The FBI has linked the major DMM Bitcoin hack to North Korea’s TraderTraitor hacking group, thought to be connected to the infamous Lazarus Group. A cyberattack in May led to the theft of 4,502 Bitcoin, worth about $308 million, causing the Japanese crypto exchange to collapse and close down.
The attack started with clever social engineering tricks targeting Ginco, a Japanese cryptocurrency wallet provider. Hackers pretended to be recruiters on LinkedIn, sending harmful links that looked like job tests.
An employee at Ginco accidentally clicked a link, which allowed hackers to access their GitHub account. The attackers used this breach to pretend to be the employee in internal messages, which resulted in changing a real transaction request from a DMM Bitcoin employee.
DMM Bitcoin tried to get back the stolen money and help users who were affected, but the financial impact was too great.
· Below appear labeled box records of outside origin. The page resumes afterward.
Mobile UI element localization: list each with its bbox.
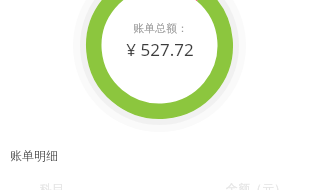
staticText: 账单明细 xyxy=(10,148,58,163)
button[interactable]: 账单总额图表 xyxy=(0,0,320,128)
button[interactable]: 科目 xyxy=(0,181,320,190)
staticText: 账单总额： xyxy=(133,21,188,35)
staticText: 金额（元） xyxy=(226,181,286,190)
button[interactable]: 账单明细 xyxy=(0,143,320,171)
staticText: ¥ 527.72 xyxy=(126,38,194,61)
staticText: 科目 xyxy=(40,181,64,190)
As a result, the exchange will close for good and move customer accounts to SBI VC Trade by March 2025. This event is one of the biggest cryptocurrency thefts in Japan, following the 2018 Coincheck hack.
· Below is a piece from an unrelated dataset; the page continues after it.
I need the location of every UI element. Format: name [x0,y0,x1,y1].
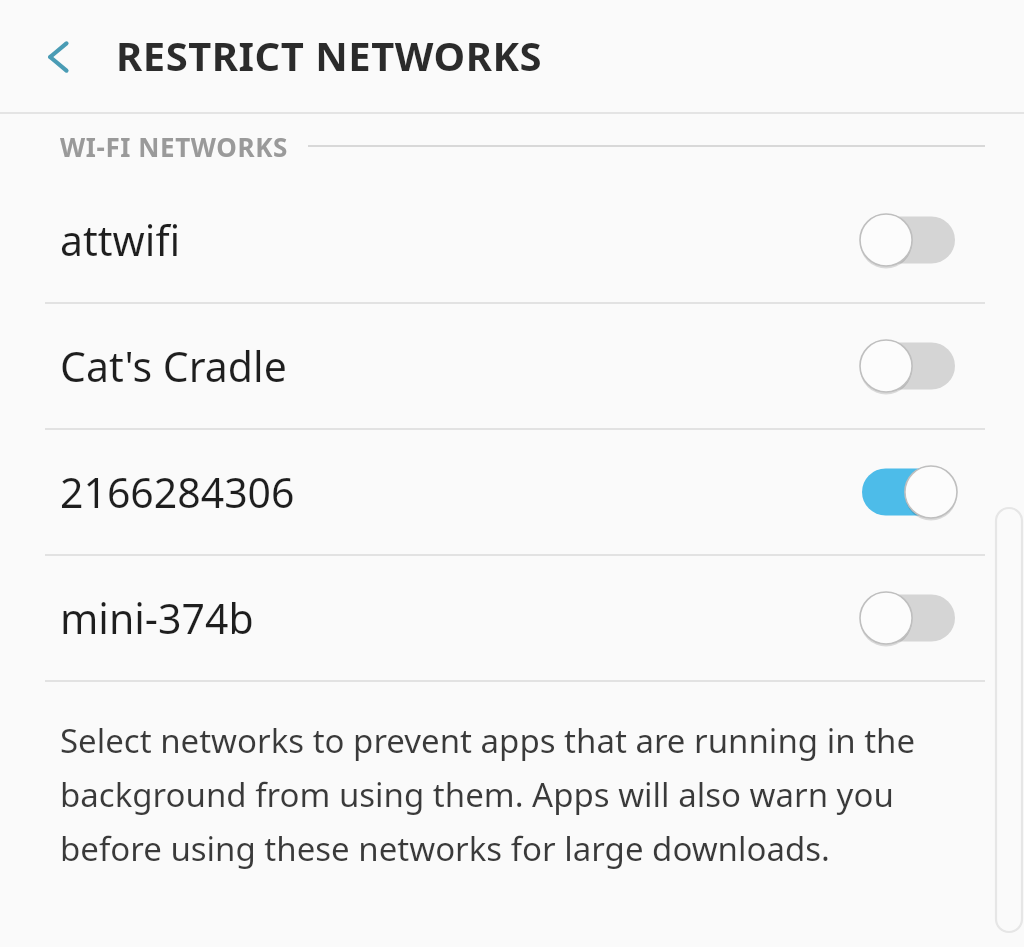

North Korean cybercriminals are becoming a bigger threat in the cryptocurrency world, having stolen $1.34 billion in crypto assets in 2024. After the hack, the stolen money was found to be connected to Huione Guarantee in Cambodia, known for many scams. Cambodia has blocked access to some cryptocurrency exchanges.
Security expert Taylor Monahan from MetaMask highlighted the ongoing risks from groups like Lazarus, stressing the importance of increased awareness and security in the cryptocurrency industry to tackle these changing threats.